# I want to build a decent small shed for motorcycle parking



## concretemasonry (Oct 10, 2006)

On thing to do if your local restrictions allow it would be to build 10' high sidewalls. - Same roof, a little more siding and 2' longer studs.

My son did this and it was amazing what it added for strorage and shelves on the walls and still keeping within the local code maximum footprint (his was 120 sf before it got complicated). His mower and sport vehicles took up a lot of floor space, but he could still load it up using shelves and hangers and keep the floor accessible.


----------



## Village Idiot (Feb 26, 2011)

I didnt think of building it taller. Good idea though. Did your son aquire plans for this?


----------



## concretemasonry (Oct 10, 2006)

He did not get plans, just drew up the footprint and he & friends built it up from the slab with too many anchor bolts.

He was worried about how the extra height would look, but since he tucked it in behind the garage and along the house (each 10-15' away) and had the same siding and roofing, it is not noticeable.


----------



## Willie T (Jan 29, 2009)

If your bike is big (I have a 1,000 pound Goldwing) consider doors at both ends... basically a 'ride through'. It sure beats pushing the beast backward when you hit soft, spongy grass.


----------



## Willie T (Jan 29, 2009)

You also might want to consider pouring the slab on a fair slope so you can wash the bike in there and rinse the floor right out. Pour up-turned sills (about 6" high) all around the enclosed sides on the level so you can build wooden walls from there on up. The concrete sills will both keep the wood up out of the dirt outside, and keep inside water from rotting the wood out.


----------



## Willie T (Jan 29, 2009)

Of course this is always an answer if you can afford it.

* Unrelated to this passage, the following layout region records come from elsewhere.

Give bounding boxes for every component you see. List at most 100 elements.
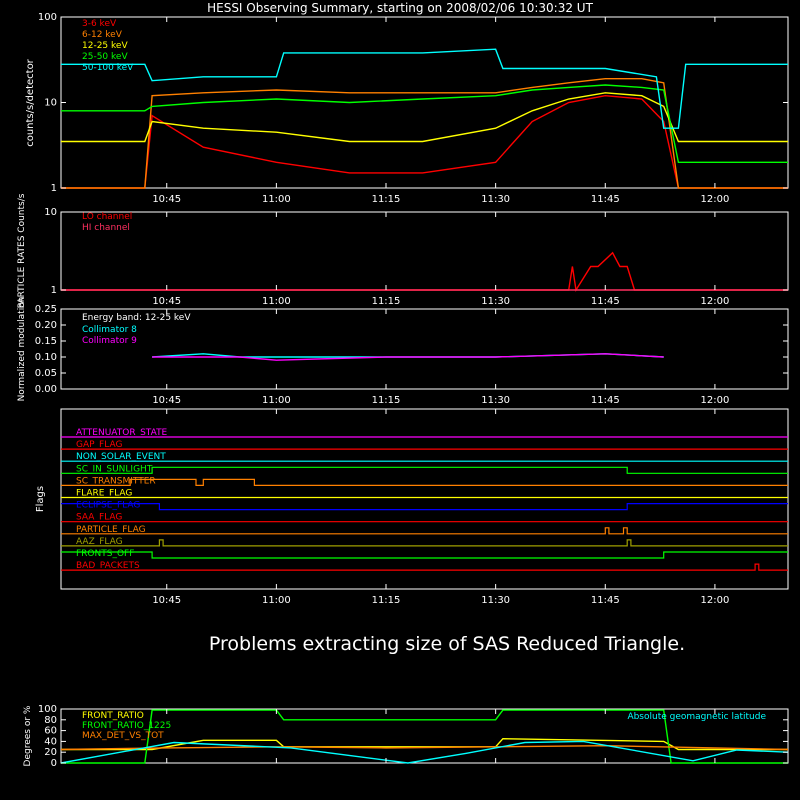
ratios-annotation: Absolute geomagnetic latitude <box>627 712 766 722</box>
flags-xtick-label-3: 11:30 <box>481 595 510 606</box>
particle_rates-ytick-label-0: 1 <box>51 285 57 296</box>
modulation-series-collimator-9 <box>152 353 664 361</box>
modulation-annotation: Energy band: 12-25 keV <box>82 313 191 323</box>
particle_rates-legend-lo-channel: LO channel <box>82 212 132 222</box>
lightcurves-ytick-label-2: 100 <box>38 12 57 23</box>
lightcurves-xtick-label-1: 11:00 <box>262 194 291 205</box>
ratios-legend-front-ratio: FRONT_RATIO <box>82 711 144 721</box>
panel-modulation: 0.00 0.05 0.10 0.15 0.20 0.25 10:45 11:00 11:15 1… <box>17 297 789 406</box>
modulation-xtick-label-4: 11:45 <box>591 395 620 406</box>
modulation-ytick-label-1: 0.05 <box>35 368 57 379</box>
flags-series-sc-in-sunlight <box>61 466 788 474</box>
modulation-ytick-label-3: 0.15 <box>35 336 57 347</box>
ratios-legend-max-det-vs-tot: MAX_DET_VS_TOT <box>82 731 164 741</box>
flags-label-eclipse-flag: ECLIPSE_FLAG <box>76 501 140 511</box>
flags-series-sc-transmitter <box>61 478 788 486</box>
modulation-ytick-label-4: 0.20 <box>35 320 57 331</box>
ratios-ytick-label-0: 0 <box>51 758 57 769</box>
status-message: Problems extracting size of SAS Reduced … <box>209 633 685 655</box>
ratios-legend: FRONT_RATIOFRONT_RATIO_1225MAX_DET_VS_TO… <box>82 711 171 741</box>
particle_rates-xtick-label-2: 11:15 <box>372 296 401 307</box>
ratios-ylabel: Degrees or % <box>23 705 33 766</box>
ratios-series-max-det-vs-tot <box>60 744 789 751</box>
particle-rates-ylabel: PARTICLE RATES Counts/s <box>17 193 27 308</box>
modulation-ytick-label-2: 0.10 <box>35 352 57 363</box>
panel-modulation-frame <box>60 308 789 390</box>
lightcurves-legend-6-12-kev: 6-12 keV <box>82 30 123 40</box>
figure-title: HESSI Observing Summary, starting on 200… <box>207 1 593 15</box>
flags-xtick-label-5: 12:00 <box>700 595 729 606</box>
modulation-xtick-label-0: 10:45 <box>152 395 181 406</box>
ratios-legend-front-ratio-1225: FRONT_RATIO_1225 <box>82 721 171 731</box>
flags-label-attenuator-state: ATTENUATOR_STATE <box>76 428 168 438</box>
lightcurves-xtick-label-2: 11:15 <box>372 194 401 205</box>
flags-label-saa-flag: SAA_FLAG <box>76 513 122 523</box>
particle_rates-xtick-label-0: 10:45 <box>152 296 181 307</box>
modulation-xtick-label-5: 12:00 <box>700 395 729 406</box>
lightcurves-series-3-6-kev <box>61 94 788 189</box>
particle_rates-legend-hi-channel: HI channel <box>82 223 130 233</box>
particle_rates-ytick-label-1: 10 <box>44 207 57 218</box>
lightcurves-plot-area <box>61 48 788 189</box>
particle_rates-xtick-label-4: 11:45 <box>591 296 620 307</box>
particle-rates-plot-area <box>61 251 788 292</box>
modulation-ytick-label-0: 0.00 <box>35 384 57 395</box>
lightcurves-series-50-100-kev <box>61 48 788 129</box>
modulation-xtick-label-2: 11:15 <box>372 395 401 406</box>
ratios-ytick-label-3: 60 <box>44 726 57 737</box>
modulation-plot-area <box>152 353 664 361</box>
ratios-ytick-label-2: 40 <box>44 736 57 747</box>
ratios-series-absolute-geomagnetic-latitude <box>60 740 789 764</box>
modulation-ytick-label-5: 0.25 <box>35 304 57 315</box>
ratios-ytick-label-1: 20 <box>44 747 57 758</box>
flags-label-sc-transmitter: SC_TRANSMITTER <box>76 476 156 486</box>
particle_rates-xtick-label-5: 12:00 <box>700 296 729 307</box>
modulation-xtick-label-1: 11:00 <box>262 395 291 406</box>
flags-series-particle-flag <box>61 527 788 535</box>
ratios-plot-area <box>60 709 789 764</box>
lightcurves-legend-3-6-kev: 3-6 keV <box>82 19 117 29</box>
lightcurves-xtick-label-3: 11:30 <box>481 194 510 205</box>
ratios-series-front-ratio <box>61 737 788 751</box>
flags-plot-area: ATTENUATOR_STATE GAP_FLAG NON_SOLAR_EVENT S… <box>61 428 788 571</box>
ratios-series-front-ratio-1225 <box>61 709 788 764</box>
flags-ylabel: Flags <box>35 486 46 512</box>
particle_rates-series-lo-channel <box>61 251 788 292</box>
flags-label-bad-packets: BAD_PACKETS <box>76 561 140 571</box>
ratios-ytick-label-5: 100 <box>38 704 57 715</box>
panel-ratios-frame <box>60 708 789 764</box>
modulation-legend-collimator-9: Collimator 9 <box>82 336 137 346</box>
lightcurves-ytick-label-0: 1 <box>51 183 57 194</box>
lightcurves-xtick-label-5: 12:00 <box>700 194 729 205</box>
particle_rates-xtick-label-1: 11:00 <box>262 296 291 307</box>
flags-xtick-label-4: 11:45 <box>591 595 620 606</box>
modulation-legend-collimator-8: Collimator 8 <box>82 325 137 335</box>
flags-series-aaz-flag <box>61 539 788 547</box>
lightcurves-legend-25-50-kev: 25-50 keV <box>82 52 128 62</box>
particle_rates-xtick-label-3: 11:30 <box>481 296 510 307</box>
modulation-xtick-label-3: 11:30 <box>481 395 510 406</box>
flags-series-fronts-off <box>61 551 788 559</box>
lightcurves-ylabel: counts/s/detector <box>25 58 36 146</box>
lightcurves-ytick-label-1: 10 <box>44 98 57 109</box>
flags-xtick-label-0: 10:45 <box>152 595 181 606</box>
lightcurves-series-12-25-kev <box>61 92 788 143</box>
flags-label-gap-flag: GAP_FLAG <box>76 440 122 450</box>
lightcurves-legend-12-25-kev: 12-25 keV <box>82 41 128 51</box>
flags-xtick-label-2: 11:15 <box>372 595 401 606</box>
flags-label-fronts-off: FRONTS_OFF <box>76 549 134 559</box>
flags-label-flare-flag: FLARE_FLAG <box>76 489 132 499</box>
panel-particle-frame <box>60 211 789 291</box>
flags-label-particle-flag: PARTICLE_FLAG <box>76 525 146 535</box>
ratios-ytick-label-4: 80 <box>44 715 57 726</box>
lightcurves-series-6-12-kev <box>61 77 788 189</box>
flags-label-aaz-flag: AAZ_FLAG <box>76 537 123 547</box>
panel-flags-frame <box>60 408 789 590</box>
flags-series-eclipse-flag <box>61 503 788 511</box>
lightcurves-legend-50-100-kev: 50-100 keV <box>82 63 134 73</box>
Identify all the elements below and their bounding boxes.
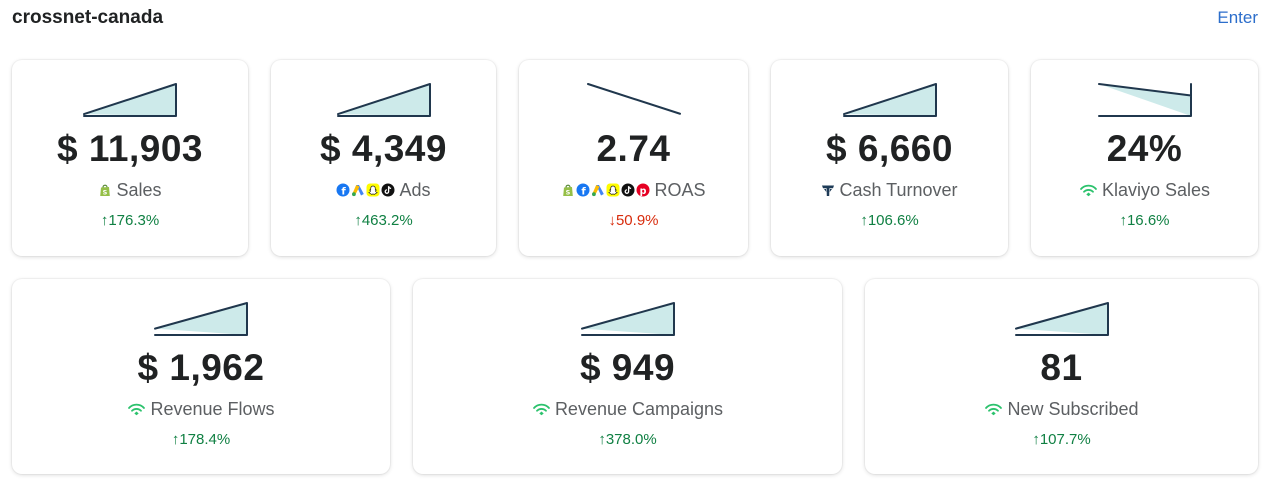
metric-value: $ 4,349: [320, 128, 447, 169]
metric-label: Sales: [116, 180, 162, 200]
source-icons: S: [98, 183, 112, 197]
page-header: crossnet-canada Enter: [12, 6, 1258, 30]
new-subscribed-sparkline: [1014, 302, 1109, 336]
svg-text:f: f: [342, 186, 347, 197]
svg-text:f: f: [582, 186, 587, 197]
metric-change: ↑178.4%: [171, 431, 231, 448]
snapchat-icon: [366, 183, 380, 197]
tiktok-icon: [381, 183, 395, 197]
facebook-icon: f: [576, 183, 590, 197]
metric-card-revenue-flows[interactable]: $ 1,962 Revenue Flows ↑178.4%: [12, 279, 390, 474]
sparkline-line: [1014, 302, 1109, 336]
sparkline-area: [1098, 84, 1191, 116]
metric-label: Klaviyo Sales: [1101, 180, 1211, 200]
source-icons: f: [336, 183, 395, 197]
sparkline-line: [83, 83, 177, 117]
metric-value: $ 1,962: [137, 347, 265, 388]
facebook-icon: f: [336, 183, 350, 197]
metric-change: ↑107.7%: [1032, 431, 1091, 448]
klaviyo-icon: [1079, 183, 1098, 197]
metric-card-cash-turnover[interactable]: $ 6,660 Cash Turnover ↑106.6%: [771, 60, 1008, 256]
metric-label: Cash Turnover: [839, 180, 958, 200]
shopify-icon: S: [98, 183, 112, 197]
store-title: crossnet-canada: [12, 7, 164, 28]
metric-value: 81: [1040, 347, 1083, 388]
metric-label-row: Revenue Flows: [127, 398, 275, 420]
metric-label: Ads: [399, 180, 431, 200]
pinterest-icon: p: [636, 183, 650, 197]
source-icons: [1079, 183, 1098, 197]
sparkline-area: [581, 303, 674, 335]
shopify-icon: S: [561, 183, 575, 197]
sparkline-line: [1097, 83, 1192, 117]
sparkline-area: [155, 303, 247, 335]
klaviyo-sales-sparkline: [1097, 83, 1192, 117]
metric-label-row: Klaviyo Sales: [1079, 179, 1210, 201]
metric-card-sales[interactable]: $ 11,903 S Sales ↑176.3%: [12, 60, 248, 256]
google-ads-icon: [591, 183, 605, 197]
sparkline-line: [580, 302, 675, 336]
metric-change: ↑176.3%: [100, 212, 160, 229]
sparkline-line: [586, 83, 681, 115]
metric-value: $ 949: [579, 347, 676, 388]
metric-label-row: New Subscribed: [984, 398, 1139, 420]
metric-value: $ 11,903: [57, 128, 203, 169]
metric-label-row: S Sales: [98, 179, 162, 201]
snapchat-icon: [606, 183, 620, 197]
klaviyo-icon: [984, 402, 1003, 416]
sales-sparkline: [83, 83, 177, 117]
sparkline-line: [842, 83, 937, 117]
metric-card-new-subscribed[interactable]: 81 New Subscribed ↑107.7%: [865, 279, 1258, 474]
metric-label: Revenue Flows: [150, 399, 275, 419]
enter-link[interactable]: Enter: [1217, 8, 1258, 27]
metric-label-row: Cash Turnover: [821, 179, 958, 201]
ads-sparkline: [336, 83, 431, 117]
source-icons: [532, 402, 551, 416]
svg-text:p: p: [640, 186, 647, 197]
source-icons: [127, 402, 146, 416]
sparkline-area: [1015, 303, 1108, 335]
google-ads-icon: [351, 183, 365, 197]
metric-label: New Subscribed: [1007, 399, 1139, 419]
svg-text:S: S: [566, 189, 571, 197]
metric-label: ROAS: [654, 180, 706, 200]
metric-change: ↑463.2%: [354, 212, 413, 229]
cash-turnover-sparkline: [842, 83, 937, 117]
metric-change: ↑106.6%: [860, 212, 919, 229]
metric-label-row: f Ads: [336, 179, 431, 201]
metric-card-revenue-campaigns[interactable]: $ 949 Revenue Campaigns ↑378.0%: [413, 279, 842, 474]
revenue-flows-sparkline: [154, 302, 248, 336]
klaviyo-icon: [532, 402, 551, 416]
metric-card-klaviyo-sales[interactable]: 24% Klaviyo Sales ↑16.6%: [1031, 60, 1258, 256]
source-icons: [821, 183, 835, 197]
svg-text:S: S: [103, 189, 108, 197]
metric-value: 2.74: [596, 128, 671, 169]
metric-label-row: Revenue Campaigns: [532, 398, 723, 420]
revenue-campaigns-sparkline: [580, 302, 675, 336]
source-icons: [984, 402, 1003, 416]
metric-change: ↓50.9%: [608, 212, 659, 229]
metric-value: $ 6,660: [826, 128, 953, 169]
sparkline-line: [336, 83, 431, 117]
metric-card-ads[interactable]: $ 4,349 f Ads ↑463.2%: [271, 60, 496, 256]
sparkline-line: [154, 302, 248, 336]
klaviyo-icon: [127, 402, 146, 416]
metric-label: Revenue Campaigns: [554, 399, 724, 419]
roas-sparkline: [586, 83, 681, 115]
metric-change: ↑16.6%: [1119, 212, 1170, 229]
metric-value: 24%: [1106, 128, 1183, 169]
metric-change: ↑378.0%: [598, 431, 657, 448]
turnover-icon: [821, 183, 835, 197]
tiktok-icon: [621, 183, 635, 197]
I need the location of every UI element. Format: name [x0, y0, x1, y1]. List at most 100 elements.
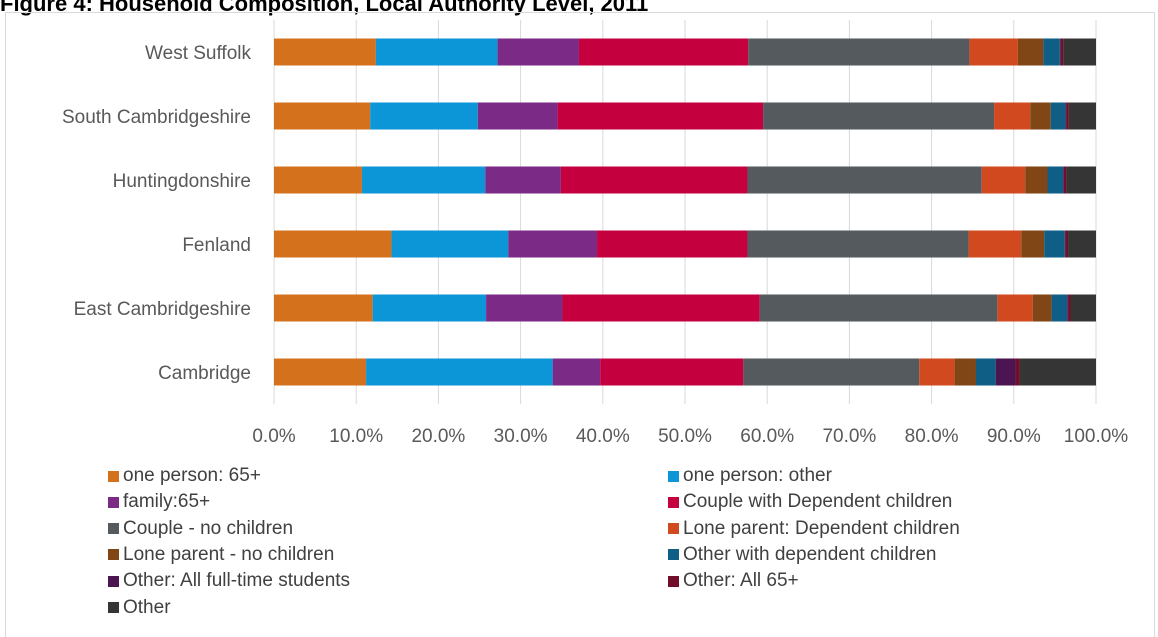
x-tick-label: 0.0%	[252, 426, 295, 447]
bar-segment	[1025, 166, 1048, 194]
legend-item: Couple with Dependent children	[668, 489, 952, 515]
bar-segment	[1064, 230, 1066, 258]
chart-frame	[5, 12, 1155, 637]
legend-item: Lone parent: Dependent children	[668, 516, 960, 542]
bar-segment	[1060, 38, 1064, 66]
legend-swatch	[108, 523, 119, 535]
bar-segment	[375, 38, 498, 66]
bar-segment	[1066, 102, 1069, 130]
bar-segment	[1030, 102, 1051, 130]
bar-segment	[274, 102, 371, 130]
legend-item: Other: All 65+	[668, 568, 799, 594]
bar-segment	[1063, 38, 1096, 66]
legend-label: Lone parent - no children	[123, 543, 335, 565]
bar-segment	[1066, 166, 1096, 194]
category-label: Fenland	[182, 235, 251, 256]
legend-label: Couple with Dependent children	[683, 491, 953, 513]
bar-segment	[1063, 166, 1067, 194]
x-tick-label: 80.0%	[905, 426, 959, 447]
bar-segment	[759, 294, 998, 322]
bar-segment	[968, 230, 1022, 258]
bar-segment	[600, 358, 744, 386]
category-label: West Suffolk	[145, 43, 251, 64]
bar-segment	[763, 102, 995, 130]
x-tick-label: 20.0%	[411, 426, 465, 447]
bar-segment	[995, 358, 1016, 386]
bar-segment	[485, 166, 561, 194]
category-label: East Cambridgeshire	[74, 299, 251, 320]
bar-segment	[997, 294, 1033, 322]
bar-segment	[969, 38, 1018, 66]
legend-swatch	[668, 549, 679, 561]
bar-segment	[597, 230, 748, 258]
bar-segment	[366, 358, 553, 386]
x-tick-label: 40.0%	[576, 426, 630, 447]
legend-label: family:65+	[123, 491, 211, 513]
bar-segment	[1068, 102, 1096, 130]
legend-label: Other: All 65+	[683, 570, 799, 592]
bar-segment	[1068, 294, 1071, 322]
bar-segment	[557, 102, 764, 130]
bar-segment	[508, 230, 598, 258]
legend-item: Lone parent - no children	[108, 542, 334, 568]
bar-segment	[994, 102, 1031, 130]
legend-swatch	[668, 496, 679, 508]
legend-item: one person: 65+	[108, 463, 261, 489]
bar-segment	[1063, 166, 1064, 194]
bar-segment	[1067, 294, 1069, 322]
bar-segment	[1032, 294, 1052, 322]
bar-segment	[743, 358, 920, 386]
bar-segment	[1043, 38, 1060, 66]
category-label: Huntingdonshire	[113, 171, 251, 192]
legend-label: one person: 65+	[123, 465, 261, 486]
legend-label: Other: All full-time students	[123, 570, 351, 592]
bar-segment	[274, 166, 362, 194]
x-tick-label: 30.0%	[494, 426, 548, 447]
legend-item: one person: other	[668, 463, 832, 489]
legend-swatch	[668, 575, 679, 587]
bar-segment	[370, 102, 478, 130]
bar-segment	[747, 166, 982, 194]
category-label: South Cambridgeshire	[62, 107, 251, 128]
bar-segment	[954, 358, 976, 386]
legend-item: Other with dependent children	[668, 542, 937, 568]
bar-segment	[1070, 294, 1096, 322]
x-tick-label: 70.0%	[822, 426, 876, 447]
bar-segment	[578, 38, 749, 66]
legend-swatch	[108, 470, 119, 482]
legend-swatch	[108, 496, 119, 508]
x-tick-label: 60.0%	[740, 426, 794, 447]
legend-item: family:65+	[108, 489, 210, 515]
bar-segment	[486, 294, 563, 322]
bar-segment	[497, 38, 579, 66]
bar-segment	[748, 38, 970, 66]
category-label: Cambridge	[158, 363, 251, 384]
bar-segment	[391, 230, 509, 258]
bar-segment	[361, 166, 486, 194]
bar-segment	[1068, 230, 1096, 258]
bar-segment	[274, 294, 373, 322]
bar-segment	[1017, 38, 1044, 66]
legend-swatch	[668, 470, 679, 482]
bar-segment	[477, 102, 558, 130]
legend-label: Other	[123, 596, 171, 618]
legend-label: Lone parent: Dependent children	[683, 517, 960, 539]
legend-swatch	[108, 575, 119, 587]
bar-segment	[1044, 230, 1065, 258]
x-tick-label: 50.0%	[658, 426, 712, 447]
bar-segment	[1050, 102, 1066, 130]
x-tick-label: 90.0%	[987, 426, 1041, 447]
bar-segment	[975, 358, 996, 386]
bar-segment	[1015, 358, 1020, 386]
x-tick-label: 100.0%	[1064, 426, 1129, 447]
bar-segment	[1019, 358, 1096, 386]
bar-segment	[1065, 102, 1067, 130]
legend-swatch	[668, 523, 679, 535]
x-tick-label: 10.0%	[329, 426, 383, 447]
bar-segment	[562, 294, 760, 322]
bar-segment	[981, 166, 1026, 194]
legend-label: Other with dependent children	[683, 543, 937, 565]
legend-item: Other	[108, 595, 171, 621]
legend-item: Other: All full-time students	[108, 568, 350, 594]
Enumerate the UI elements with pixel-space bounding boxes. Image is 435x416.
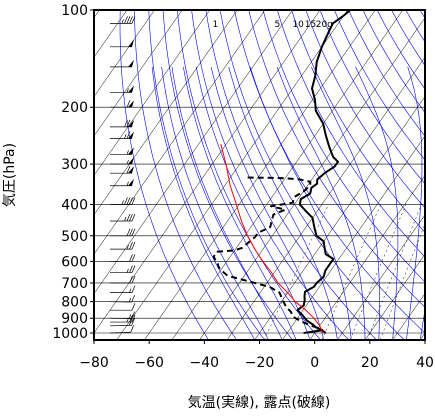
x-tick-label: −20 (245, 355, 275, 371)
wind-barb (110, 229, 135, 236)
wind-barb (110, 312, 135, 319)
dry-adiabat-line (420, 10, 435, 340)
isotherm-line (282, 3, 435, 340)
x-tick-label: 40 (416, 355, 434, 371)
dry-adiabat-line (135, 10, 237, 340)
mixing-ratio-label: 10 (292, 20, 304, 30)
y-tick-label: 100 (61, 3, 88, 19)
isotherm-line (0, 3, 215, 340)
wind-barb (110, 3, 135, 10)
mixing-ratio-label: 5 (275, 20, 281, 30)
y-tick-label: 400 (61, 197, 88, 213)
mixing-ratio-label: 20g (316, 20, 333, 30)
moist-adiabat-line (406, 67, 422, 340)
dry-adiabat-line (277, 10, 435, 340)
y-tick-label: 600 (61, 254, 88, 270)
wind-barb (110, 85, 134, 92)
moist-adiabat-line (152, 67, 255, 340)
wind-barb (110, 16, 135, 23)
wind-barb (110, 254, 135, 261)
y-tick-label: 1000 (52, 326, 88, 342)
x-axis-title: 気温(実線), 露点(破線) (188, 395, 331, 411)
wind-barb (110, 147, 134, 154)
isotherm-line (420, 3, 435, 340)
wind-barb (110, 276, 135, 283)
moist-adiabat-line (172, 67, 282, 340)
x-tick-label: 0 (310, 355, 319, 371)
dry-adiabat-line (334, 10, 435, 340)
y-axis-title: 気圧(hPa) (2, 143, 18, 207)
wind-barb (110, 100, 134, 107)
wind-barb (110, 325, 134, 333)
profile-lines (214, 10, 351, 333)
wind-barb (110, 266, 135, 273)
x-tick-label: 20 (361, 355, 379, 371)
wind-barb (110, 303, 135, 310)
dry-adiabat-line (220, 10, 404, 340)
x-tick-label: −60 (134, 355, 164, 371)
moist-adiabat-line (420, 67, 435, 340)
y-tick-label: 900 (61, 311, 88, 327)
dry-adiabat-line (234, 10, 432, 340)
wind-barb (110, 166, 134, 173)
x-tick-label: −80 (79, 355, 109, 371)
isotherm-line (393, 3, 435, 340)
mixing-ratio-label: 1 (212, 20, 218, 30)
wind-barb (110, 157, 134, 164)
y-tick-label: 300 (61, 157, 88, 173)
wind-barb (110, 214, 135, 221)
x-tick-label: −40 (190, 355, 220, 371)
wind-barb (110, 286, 135, 293)
y-tick-label: 200 (61, 100, 88, 116)
dry-adiabat-line (377, 10, 435, 340)
wind-barb (110, 40, 134, 47)
wind-barb (110, 60, 134, 67)
wind-barb (110, 179, 134, 186)
mixing-ratio-label: 15 (305, 20, 316, 30)
dry-adiabat-line (406, 10, 435, 340)
y-tick-label: 500 (61, 229, 88, 245)
wind-barbs (110, 3, 135, 333)
wind-barb (110, 242, 135, 249)
y-tick-label: 700 (61, 276, 88, 292)
background-lines (120, 10, 435, 340)
wind-barb (110, 197, 135, 204)
wind-barb (110, 295, 135, 302)
dry-adiabat-line (177, 10, 320, 340)
y-tick-label: 800 (61, 295, 88, 311)
isotherm-line (337, 3, 435, 340)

http://www.cyclespinner.com/

or

http://motoparksystems.com/Home.html

Here's a cheaper one:
http://www.turnabike.com/

And one for less than $200:
http://www.pashnit.com/product/park-n-move.html


----------



## concretemasonry (Oct 10, 2006)

Around here, sheds are often built on a 4" slab on grade with 6" wide block (4" or 8" high) set around the perimeter and then the sticks on top to make flush-outs and cleaning easy and and keep the wood away from the soil moisture.


----------



## Village Idiot (Feb 26, 2011)

Willie T said:


> You also might want to consider pouring the slab on a fair slope so you can wash the bike in there and rinse the floor right out. Pour up-turned sills (about 6" high) all around the enclosed sides on the level so you can build wooden walls from there on up. The concrete sills will both keep the wood up out of the dirt outside, and keep inside water from rotting the wood out.


Thanks I didnt think of that! Thats a good point and since its simple to pour the slab with a little stem wall I will definatelly do that. 

HAHA about the 1000 lb goldwing in the grass, Im sure thats a pain to back out! Mine is only about 430 lbs. CBR 1000... Foot on the kickstand tilt and spin around  (permitting the shed is wide enough to do this.) I will make sure of that. Double doors would be a great idea but i will want workbenches on back wall.


----------



## Village Idiot (Feb 26, 2011)

Willie T said:


> Of course this is always an answer if you can afford it.
> 
> http://www.cyclespinner.com/
> 
> ...


 
Now that is COOL!!! Hmmmm got me thinkin now!


----------